Dayton Regional STEM School wins prestigious presidential grant for arts curriculum

Students at the Dayton Regional STEM School working on an art project.

Students at the Dayton Regional STEM School working on an art project.

The Dayton Regional STEM School — co-founded by lead partner Wright State University — was among eight schools nationwide to win a prestigious $10,000 grant from a presidential committee for integrating arts into the educational curriculum.

The school’s model STEAM (Science, Technology, Engineering, Arts and Math) program was recognized by the President’s Committee on the Arts and Humanities, the Americans for the Arts and the Ovation Foundation, an independent television and digital media company dedicated to supporting arts and culture.

The grant awards were presented Nov. 3 during a ceremony and reception at the Cannon House Office Building in Washington, D.C. The recipients were also invited to the White House by the Office of Science and Technology to discuss their programs.

“It is through programs like these that we can foster the skills of innovation, creativity and problem-solving that our students need to compete in the world today,” said Rachel Goslins, executive director of the President’s Committee on the Arts and Humanities.

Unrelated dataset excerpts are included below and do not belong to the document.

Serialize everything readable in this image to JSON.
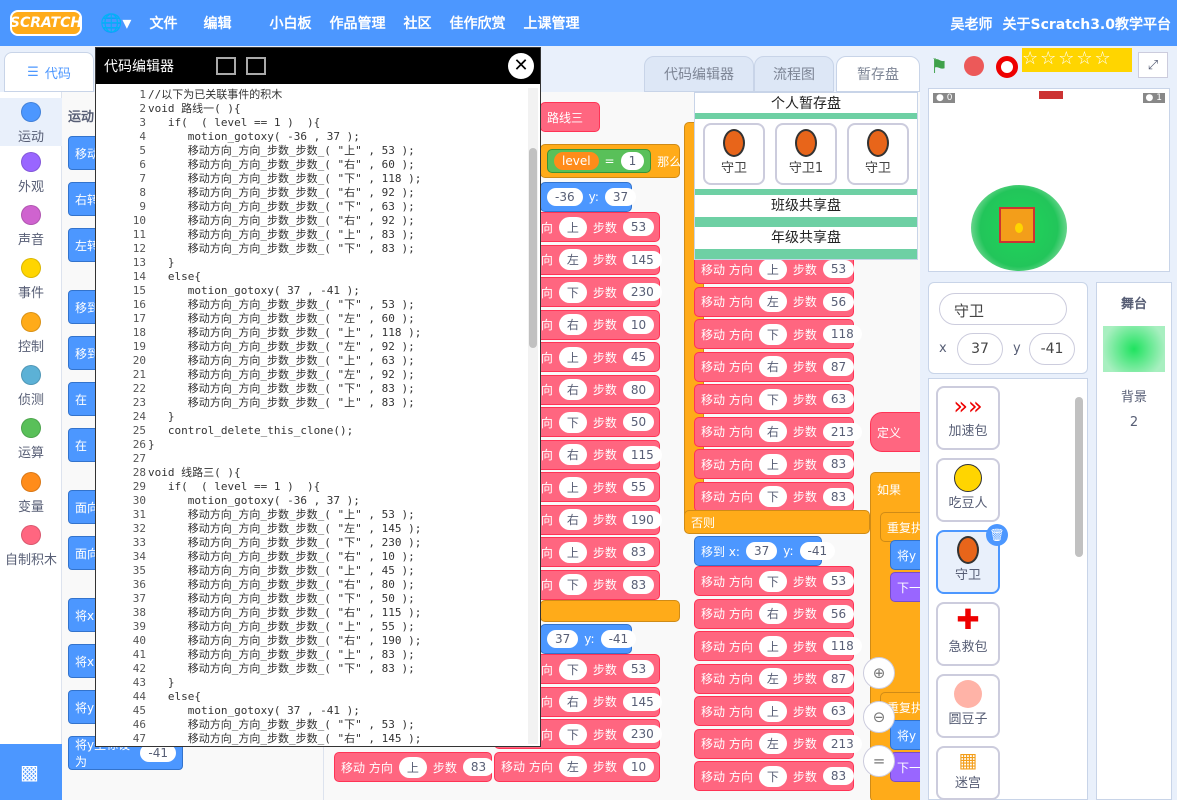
{
  "menubar": {
    "logo": "SCRATCH",
    "items": [
      "文件",
      "编辑",
      "小白板",
      "作品管理",
      "社区",
      "佳作欣赏",
      "上课管理"
    ],
    "user": "吴老师",
    "about": "关于Scratch3.0教学平台"
  },
  "tabs": {
    "code": "代码",
    "editor": "代码编辑器",
    "flow": "流程图",
    "stash": "暂存盘"
  },
  "categories": [
    {
      "label": "运动",
      "color": "#4c97ff"
    },
    {
      "label": "外观",
      "color": "#9966ff"
    },
    {
      "label": "声音",
      "color": "#cf63cf"
    },
    {
      "label": "事件",
      "color": "#ffd500"
    },
    {
      "label": "控制",
      "color": "#ffab19"
    },
    {
      "label": "侦测",
      "color": "#5cb1d6"
    },
    {
      "label": "运算",
      "color": "#59c059"
    },
    {
      "label": "变量",
      "color": "#ff8c1a"
    },
    {
      "label": "自制积木",
      "color": "#ff6680"
    }
  ],
  "palette": {
    "title": "运动",
    "blocks": [
      "移动",
      "右转",
      "左转",
      "移到",
      "移到",
      "在",
      "在",
      "面向",
      "面向",
      "将x",
      "将x",
      "将y",
      "将y坐标设为"
    ],
    "value": "-41"
  },
  "code_editor": {
    "title": "代码编辑器",
    "lines": [
      {
        "n": "1",
        "t": "//以下为已关联事件的积木"
      },
      {
        "n": "2",
        "t": "void 路线一( ){"
      },
      {
        "n": "3",
        "t": "   if(  ( level == 1 )  ){"
      },
      {
        "n": "4",
        "t": "      motion_gotoxy( -36 , 37 );"
      },
      {
        "n": "5",
        "t": "      移动方向_方向_步数_步数_( \"上\" , 53 );"
      },
      {
        "n": "6",
        "t": "      移动方向_方向_步数_步数_( \"右\" , 60 );"
      },
      {
        "n": "7",
        "t": "      移动方向_方向_步数_步数_( \"下\" , 118 );"
      },
      {
        "n": "8",
        "t": "      移动方向_方向_步数_步数_( \"右\" , 92 );"
      },
      {
        "n": "9",
        "t": "      移动方向_方向_步数_步数_( \"下\" , 63 );"
      },
      {
        "n": "10",
        "t": "      移动方向_方向_步数_步数_( \"右\" , 92 );"
      },
      {
        "n": "11",
        "t": "      移动方向_方向_步数_步数_( \"上\" , 83 );"
      },
      {
        "n": "12",
        "t": "      移动方向_方向_步数_步数_( \"下\" , 83 );"
      },
      {
        "n": "13",
        "t": "   }"
      },
      {
        "n": "14",
        "t": "   else{"
      },
      {
        "n": "15",
        "t": "      motion_gotoxy( 37 , -41 );"
      },
      {
        "n": "16",
        "t": "      移动方向_方向_步数_步数_( \"下\" , 53 );"
      },
      {
        "n": "17",
        "t": "      移动方向_方向_步数_步数_( \"左\" , 60 );"
      },
      {
        "n": "18",
        "t": "      移动方向_方向_步数_步数_( \"上\" , 118 );"
      },
      {
        "n": "19",
        "t": "      移动方向_方向_步数_步数_( \"左\" , 92 );"
      },
      {
        "n": "20",
        "t": "      移动方向_方向_步数_步数_( \"上\" , 63 );"
      },
      {
        "n": "21",
        "t": "      移动方向_方向_步数_步数_( \"左\" , 92 );"
      },
      {
        "n": "22",
        "t": "      移动方向_方向_步数_步数_( \"下\" , 83 );"
      },
      {
        "n": "23",
        "t": "      移动方向_方向_步数_步数_( \"上\" , 83 );"
      },
      {
        "n": "24",
        "t": "   }"
      },
      {
        "n": "25",
        "t": "   control_delete_this_clone();"
      },
      {
        "n": "26",
        "t": "}"
      },
      {
        "n": "27",
        "t": ""
      },
      {
        "n": "28",
        "t": "void 线路三( ){"
      },
      {
        "n": "29",
        "t": "   if(  ( level == 1 )  ){"
      },
      {
        "n": "30",
        "t": "      motion_gotoxy( -36 , 37 );"
      },
      {
        "n": "31",
        "t": "      移动方向_方向_步数_步数_( \"上\" , 53 );"
      },
      {
        "n": "32",
        "t": "      移动方向_方向_步数_步数_( \"左\" , 145 );"
      },
      {
        "n": "33",
        "t": "      移动方向_方向_步数_步数_( \"下\" , 230 );"
      },
      {
        "n": "34",
        "t": "      移动方向_方向_步数_步数_( \"右\" , 10 );"
      },
      {
        "n": "35",
        "t": "      移动方向_方向_步数_步数_( \"上\" , 45 );"
      },
      {
        "n": "36",
        "t": "      移动方向_方向_步数_步数_( \"右\" , 80 );"
      },
      {
        "n": "37",
        "t": "      移动方向_方向_步数_步数_( \"下\" , 50 );"
      },
      {
        "n": "38",
        "t": "      移动方向_方向_步数_步数_( \"右\" , 115 );"
      },
      {
        "n": "39",
        "t": "      移动方向_方向_步数_步数_( \"上\" , 55 );"
      },
      {
        "n": "40",
        "t": "      移动方向_方向_步数_步数_( \"右\" , 190 );"
      },
      {
        "n": "41",
        "t": "      移动方向_方向_步数_步数_( \"上\" , 83 );"
      },
      {
        "n": "42",
        "t": "      移动方向_方向_步数_步数_( \"下\" , 83 );"
      },
      {
        "n": "43",
        "t": "   }"
      },
      {
        "n": "44",
        "t": "   else{"
      },
      {
        "n": "45",
        "t": "      motion_gotoxy( 37 , -41 );"
      },
      {
        "n": "46",
        "t": "      移动方向_方向_步数_步数_( \"下\" , 53 );"
      },
      {
        "n": "47",
        "t": "      移动方向_方向_步数_步数_( \"右\" , 145 );"
      }
    ]
  },
  "workspace": {
    "move_label": "移动 方向",
    "steps_label": "步数",
    "else_label": "否则",
    "then_label": "那么",
    "if_label": "如果",
    "repeat_label": "重复执",
    "define_label": "定义",
    "goto_label": "移到 x:",
    "y_label": "y:",
    "level_var": "level",
    "eq": "=",
    "level_val": "1",
    "route_label": "路线三",
    "colA": [
      [
        "上",
        "53"
      ],
      [
        "左",
        "145"
      ],
      [
        "下",
        "230"
      ],
      [
        "右",
        "10"
      ],
      [
        "上",
        "45"
      ],
      [
        "右",
        "80"
      ],
      [
        "下",
        "50"
      ],
      [
        "右",
        "115"
      ],
      [
        "上",
        "55"
      ],
      [
        "右",
        "190"
      ],
      [
        "上",
        "83"
      ],
      [
        "下",
        "83"
      ]
    ],
    "colA_goto": [
      "-36",
      "37"
    ],
    "colA2_goto": [
      "37",
      "-41"
    ],
    "colA2": [
      [
        "下",
        "53"
      ],
      [
        "右",
        "145"
      ],
      [
        "下",
        "230"
      ],
      [
        "左",
        "10"
      ]
    ],
    "colA_bottom": [
      "上",
      "83"
    ],
    "colB": [
      [
        "上",
        "53"
      ],
      [
        "左",
        "56"
      ],
      [
        "下",
        "118"
      ],
      [
        "右",
        "87"
      ],
      [
        "下",
        "63"
      ],
      [
        "右",
        "213"
      ],
      [
        "上",
        "83"
      ],
      [
        "下",
        "83"
      ]
    ],
    "colB_goto": [
      "37",
      "-41"
    ],
    "colB2": [
      [
        "下",
        "53"
      ],
      [
        "右",
        "56"
      ],
      [
        "上",
        "118"
      ],
      [
        "左",
        "87"
      ],
      [
        "上",
        "63"
      ],
      [
        "左",
        "213"
      ],
      [
        "下",
        "83"
      ]
    ],
    "frag1": "将y",
    "frag2": "下一"
  },
  "stash": {
    "personal": "个人暂存盘",
    "items": [
      "守卫",
      "守卫1",
      "守卫"
    ],
    "class": "班级共享盘",
    "grade": "年级共享盘"
  },
  "sprite_info": {
    "name": "守卫",
    "x_label": "x",
    "x": "37",
    "y_label": "y",
    "y": "-41"
  },
  "stage_panel": {
    "title": "舞台",
    "backdrop_label": "背景",
    "backdrop_count": "2"
  },
  "sprites": [
    "加速包",
    "吃豆人",
    "守卫",
    "急救包",
    "圆豆子",
    "迷宫"
  ],
  "stage_hud": {
    "left": "0",
    "right": "1"
  },
  "colors": {
    "accent": "#4c97ff",
    "motion": "#4c97ff",
    "custom": "#ff6680",
    "control": "#ffab19",
    "stash_bar": "#6ed0a4"
  }
}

Also honored were schools from Boston, Los Angeles, San Diego, Beaverton and Hillsboro, Oregon; Janesville, Wisconsin; and Akron, Ohio.

“We can learn a lot from these eight schools — they stand as role models for the education system in America today honoring a well-rounded education for every student by incorporating the arts and the STEM subjects,” said Robert L. Lynch, president and CEO of Americans for the Arts. “I am impressed by their students’ academic achievement, school engagement and innovative thinking.”

Art teacher Jenny Montgomery accepted the award for the Dayton Regional STEM School. She was accompanied by Keshawn Mellon, a junior at the STEM school.

“As a WSU College of Education Professional Development School, we appreciate the opportunity to experiment with and share best practices, including arts-integrated curriculum,” Montgomery said. “Wright State’s partnership has benefited us on numerous occasions and in a variety of ways, including public exhibition of student work, professional advisement and critique in the development of student work.”

Those collaborating with the STEM school include Tess Cortes, the gallery coordinator of the Robert and Elaine Stein Galleries at Wright State. Cortes has exhibited work by the STEM students and lent her expertise to “Fashion Fushion STEMmersion,” in which students created fashion that incorporated light and sound.

Stephanie Bange, director of Wright State’s Educational Resource Center, created exhibits of student work to display with the “Conflict and Genocide Poster Project.” And David Karslberger from Wright Copy helped students learn about layout and design.

Recipients of the grant awards gathered outside the White House.

Recipients of the grant awards gathered outside the White House.

Montgomery thanked the Ovation Foundation, the President’s Committee on the Arts and the Humanities and the Americans for the Arts for supporting arts education.

“The award we are getting is supporting further integration of arts into our core classes,” she said.

Wright State University is a founding partner of the STEM (science, technology, engineering and math) school and the lead higher-education partner. The Kettering school opened in 2009 and in June 2013 graduated its first class.

It is one of 12 public STEM schools across Ohio. The schools are designed to offer students a relevant, real-world education that prepares them for college and the working world. The students participate in inquiry and project-based instruction that marries traditional STEM content with social studies, language arts, fine arts and wellness and fitness.